Dans le cadre de notre mission « Le sexe sans stigmate », nous souhaitons mettre en lumière certains sujets sexuels dont on parle peu. Souvent, avec des problèmes sexuels comme le vaginisme, l’une des choses les plus difficiles est de savoir si on en souffre et où trouver de l’aide. Nous avons donc discuté avec Sarah Berry – sexologue et thérapeute de couple pour en savoir plus sur le vaginisme. Qu’est-ce que c’est, et quels conseils peut-elle donner à celles qui pourraient être concernées ?
Qu’est-ce que le vaginisme ?
Le vaginisme survient lorsque le corps d’une femme tente de la protéger de toute pénétration – pas seulement par un pénis, mais aussi par des doigts, des sextoys, des tampons, des instruments médicaux, etc. Le vaginisme est souvent le symptôme de quelque chose d’autre.
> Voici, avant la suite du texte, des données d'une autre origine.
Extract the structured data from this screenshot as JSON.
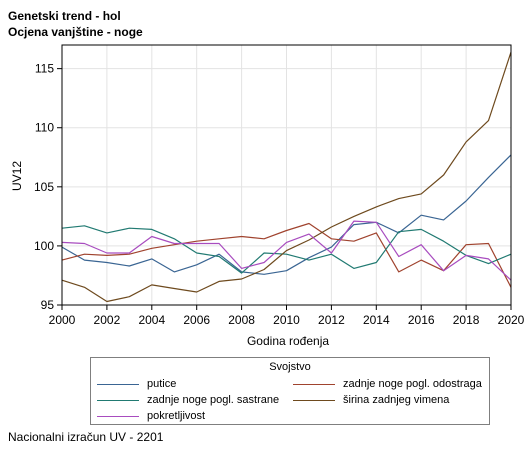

Donc, même s’il est tout à fait possible de prendre du plaisir sans pénétration, cela peut indiquer qu’il y a un autre souci sous-jacent.
Il existe deux types de vaginisme :
- Vaginisme primaire, lorsque la pénétration a toujours été difficile.
- Vaginisme secondaire, apparu plus tard dans la vie.
Le vaginisme secondaire peut être la conséquence d’un traumatisme, par exemple si la personne a subi des abus, un viol, une intervention médicale difficile ou un accouchement. Cela peut aussi venir d’une éducation où le sexe ou le corps étaient perçus comme honteux ou mauvais, ou encore d’une relation compliquée vécue personnellement. Le vaginisme peut également survenir suite à des changements corporels comme la ménopause ou après des douleurs, dues par exemple à une vulvodynie, un cancer du col de l’utérus ou des problèmes postnataux.
À quel point le vaginisme est-il fréquent ?
Il existe de nombreux chiffres à ce sujet mais je parierais que c’est bien plus courant, car de nombreux cas ne sont pas diagnostiqués.
Comment savoir si l’on souffre de vaginisme ?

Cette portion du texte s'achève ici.